MTT27140 - Calculating the effective tax rate: Covered tax balance: Deferred tax: Re-measurement after change in tax rate

Where an amount of deferred tax expense arises from a change to the tax rate, that amount must be excluded when determining the total deferred tax adjustment amount. This is because the amounts accrued in this respect are simply changes to amounts already accrued in a previous year and should not be taken into account in the covered taxes balance for the current year (does not relate to current year adjusted profits).

Only the re-measurement of the amount of deferred tax expense is excluded. When the deferred tax asset or liability that has been remeasured reverses in a subsequent year, no further adjustment is required when calculating the total deferred tax adjustment amount in that year, that is, the tax rate prevailing for the period when the reversal takes place applies.

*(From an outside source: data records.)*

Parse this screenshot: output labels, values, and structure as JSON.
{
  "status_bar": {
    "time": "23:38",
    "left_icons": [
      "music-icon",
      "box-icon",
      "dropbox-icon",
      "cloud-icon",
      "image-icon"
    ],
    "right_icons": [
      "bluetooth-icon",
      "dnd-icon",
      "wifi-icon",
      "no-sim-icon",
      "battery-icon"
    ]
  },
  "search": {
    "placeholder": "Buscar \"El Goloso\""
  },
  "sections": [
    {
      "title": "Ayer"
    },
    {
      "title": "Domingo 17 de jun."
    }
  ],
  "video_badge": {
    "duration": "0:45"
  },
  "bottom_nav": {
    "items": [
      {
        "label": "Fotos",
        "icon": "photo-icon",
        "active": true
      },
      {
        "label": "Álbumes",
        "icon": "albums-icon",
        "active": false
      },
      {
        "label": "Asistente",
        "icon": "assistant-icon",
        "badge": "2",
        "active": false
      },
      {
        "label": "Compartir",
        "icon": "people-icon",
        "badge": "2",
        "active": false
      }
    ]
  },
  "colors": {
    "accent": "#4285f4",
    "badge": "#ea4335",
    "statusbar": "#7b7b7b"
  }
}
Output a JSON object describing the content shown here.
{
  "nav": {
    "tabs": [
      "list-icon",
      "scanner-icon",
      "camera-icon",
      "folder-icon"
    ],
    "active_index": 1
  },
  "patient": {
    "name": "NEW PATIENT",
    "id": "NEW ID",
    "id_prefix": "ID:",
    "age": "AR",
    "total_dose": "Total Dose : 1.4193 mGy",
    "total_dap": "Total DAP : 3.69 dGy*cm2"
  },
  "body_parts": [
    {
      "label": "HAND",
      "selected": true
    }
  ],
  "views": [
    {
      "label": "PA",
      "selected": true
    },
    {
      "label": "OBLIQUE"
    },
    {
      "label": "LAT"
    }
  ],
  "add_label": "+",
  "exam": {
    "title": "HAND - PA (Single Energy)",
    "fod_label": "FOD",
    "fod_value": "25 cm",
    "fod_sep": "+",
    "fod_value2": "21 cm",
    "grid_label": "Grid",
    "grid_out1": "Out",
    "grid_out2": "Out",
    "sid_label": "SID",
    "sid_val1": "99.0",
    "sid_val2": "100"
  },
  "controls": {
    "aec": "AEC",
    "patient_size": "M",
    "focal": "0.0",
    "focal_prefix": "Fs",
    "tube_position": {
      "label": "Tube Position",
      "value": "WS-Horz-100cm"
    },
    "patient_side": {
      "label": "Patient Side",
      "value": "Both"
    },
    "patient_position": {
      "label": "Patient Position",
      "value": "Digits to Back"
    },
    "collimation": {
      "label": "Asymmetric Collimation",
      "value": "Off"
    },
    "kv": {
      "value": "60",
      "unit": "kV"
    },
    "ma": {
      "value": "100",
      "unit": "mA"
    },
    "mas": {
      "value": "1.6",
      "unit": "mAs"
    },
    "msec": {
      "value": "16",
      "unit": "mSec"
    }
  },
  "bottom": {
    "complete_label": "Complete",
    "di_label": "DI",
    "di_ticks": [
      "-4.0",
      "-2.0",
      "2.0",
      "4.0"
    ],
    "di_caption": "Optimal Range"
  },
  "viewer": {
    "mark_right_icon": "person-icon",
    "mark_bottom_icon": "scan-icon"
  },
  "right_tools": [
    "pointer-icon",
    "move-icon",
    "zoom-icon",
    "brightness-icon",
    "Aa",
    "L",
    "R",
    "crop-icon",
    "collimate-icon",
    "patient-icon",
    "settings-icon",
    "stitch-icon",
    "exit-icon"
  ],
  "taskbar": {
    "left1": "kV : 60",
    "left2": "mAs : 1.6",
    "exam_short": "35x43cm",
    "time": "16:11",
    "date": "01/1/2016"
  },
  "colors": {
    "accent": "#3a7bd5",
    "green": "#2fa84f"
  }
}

This is set out in section 182(2)(d) of Finance (No.2) Act 2023.

The impact of a change in tax rate on the deferred tax expense may need to be addressed through a post filing adjustment where the change in tax rate is relevant (see MTT25310).

Example

In 2035, Z Ltd incurs a tax loss of 100. The tax rate is 10% so this is recognised as a deferred tax asset of 10. For the purposes of this example, Z Ltd has chosen not to apply s186.

In 2036, Z Ltd makes neither a profit nor a loss, and the tax rate increases to 15%. In Z Ltd’s accounts the deferred tax asset in respect of the loss carried forward from 2035 is increased to 15. The increase of 5 to the deferred tax asset (and credit of 5 to deferred tax expense) is excluded from the total deferred tax adjustment amount for the 2036 period and so is not taken into account in calculating the covered tax balance and effective tax rate in 2036. Absent this exclusion, the covered taxes balance in 2036 would be lower by 5, causing the ETR to also reduce.

In 2037 (when the tax rate is still 15%), Z Ltd makes a profit of 100 and the carried forward tax loss is utilised in full so there is no actual tax payable and thus no current tax expense. This deferred tax asset of 15 is utilised and the accounts will show a deferred tax expense of 15. For MTT purposes, the 15 is reflected in the total deferred tax adjustment in 2037. The covered taxes balance for the year is 15 (made up of current tax expense of 0 and deferred tax expense of 15).